To the ancient Norsemen and the Romans (Diana) the horse was also similarly associated with the moon - drawing that god's chariot across the skies.

The horseshoe in mythology represented the crescent moon. Nailed on doorways it was deemed to ward off witchcraft, the evil eye and Satan. It is still, today, a symbol of good luck. Attached to a wall or doorway, the open end should be up, otherwise "the luck will run out".
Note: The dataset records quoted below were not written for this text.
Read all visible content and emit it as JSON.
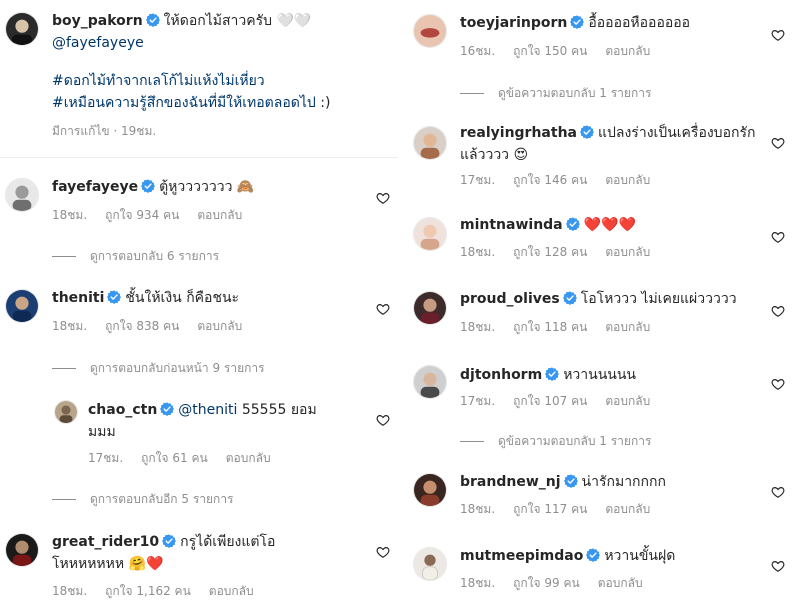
{
  "caption": {
    "username": "boy_pakorn",
    "text": "ให้ดอกไม้สาวครับ",
    "hearts_emoji": "🤍🤍",
    "mention": "@fayefayeye",
    "hashtag1": "#ดอกไม้ทำจากเลโก้ไม่แห้งไม่เหี่ยว",
    "hashtag2": "#เหมือนความรู้สึกของฉันที่มีให้เทอตลอดไป",
    "hashtag2_suffix": " :)",
    "edited": "มีการแก้ไข · 19ชม."
  },
  "left_comments": [
    {
      "username": "fayefayeye",
      "text": "ตู้หูววววววว",
      "emoji": "🙈",
      "time": "18ชม.",
      "likes": "ถูกใจ 934 คน",
      "reply": "ตอบกลับ"
    },
    {
      "username": "theniti",
      "text": "ชั้นให้เงิน ก็คือชนะ",
      "emoji": "",
      "time": "18ชม.",
      "likes": "ถูกใจ 838 คน",
      "reply": "ตอบกลับ"
    },
    {
      "username": "chao_ctn",
      "mention": "@theniti",
      "text_a": " 55555 ยอม",
      "text_b": "มมม",
      "time": "17ชม.",
      "likes": "ถูกใจ 61 คน",
      "reply": "ตอบกลับ"
    },
    {
      "username": "great_rider10",
      "text_a": "กรูได้เพียงแต่โอ",
      "text_b": "โหหหหหหห",
      "emoji": "🤗❤️",
      "time": "18ชม.",
      "likes": "ถูกใจ 1,162 คน",
      "reply": "ตอบกลับ"
    }
  ],
  "left_threads": {
    "view_replies_6": "ดูการตอบกลับ 6 รายการ",
    "view_prev_9": "ดูการตอบกลับก่อนหน้า 9 รายการ",
    "view_more_5": "ดูการตอบกลับอีก 5 รายการ"
  },
  "right_comments": [
    {
      "username": "toeyjarinporn",
      "text": "อื้ออออหืออออออ",
      "time": "16ชม.",
      "likes": "ถูกใจ 150 คน",
      "reply": "ตอบกลับ"
    },
    {
      "username": "realyingrhatha",
      "text_a": "แปลงร่างเป็นเครื่องบอกรัก",
      "text_b": "แล้วววว",
      "emoji": "😍",
      "time": "17ชม.",
      "likes": "ถูกใจ 146 คน",
      "reply": "ตอบกลับ"
    },
    {
      "username": "mintnawinda",
      "text": "",
      "emoji": "❤️❤️❤️",
      "time": "18ชม.",
      "likes": "ถูกใจ 128 คน",
      "reply": "ตอบกลับ"
    },
    {
      "username": "proud_olives",
      "text": "โอโหววว ไม่เคยแผ่ววววว",
      "time": "18ชม.",
      "likes": "ถูกใจ 118 คน",
      "reply": "ตอบกลับ"
    },
    {
      "username": "djtonhorm",
      "text": "หวานนนนน",
      "time": "17ชม.",
      "likes": "ถูกใจ 107 คน",
      "reply": "ตอบกลับ"
    },
    {
      "username": "brandnew_nj",
      "text": "น่ารักมากกกก",
      "time": "18ชม.",
      "likes": "ถูกใจ 117 คน",
      "reply": "ตอบกลับ"
    },
    {
      "username": "mutmeepimdao",
      "text": "หวานขั้นฝุด",
      "time": "18ชม.",
      "likes": "ถูกใจ 99 คน",
      "reply": "ตอบกลับ"
    }
  ],
  "right_threads": {
    "view_reply_1a": "ดูข้อความตอบกลับ 1 รายการ",
    "view_reply_1b": "ดูข้อความตอบกลับ 1 รายการ"
  },
  "colors": {
    "verified_blue": "#3897f0",
    "link_blue": "#00376b",
    "muted_gray": "#8e8e8e",
    "text_dark": "#262626"
  }
}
Horses disturbed and restless in the morning and with their manes and tails tangled and twisted are supposed, according to old English legend, to have been ridden in the night by the pixies.

Superstitions about color include these: A good horse is never a bad color.

ONE white leg, buy him.

TWO white legs, try him.

THREE white legs, send him far away. (Sell him to your foes)

FOUR white legs, keep him not a day. (Feed him to the crows)

(He's sure to cause you woes) The Hungarians and Spanish believe all black horses are lucky - the French think the reverse.

There is an Irish superstition that a pure white horse - when ridden by the owner - confers upon him the special gift of advising how to cure physical ailments.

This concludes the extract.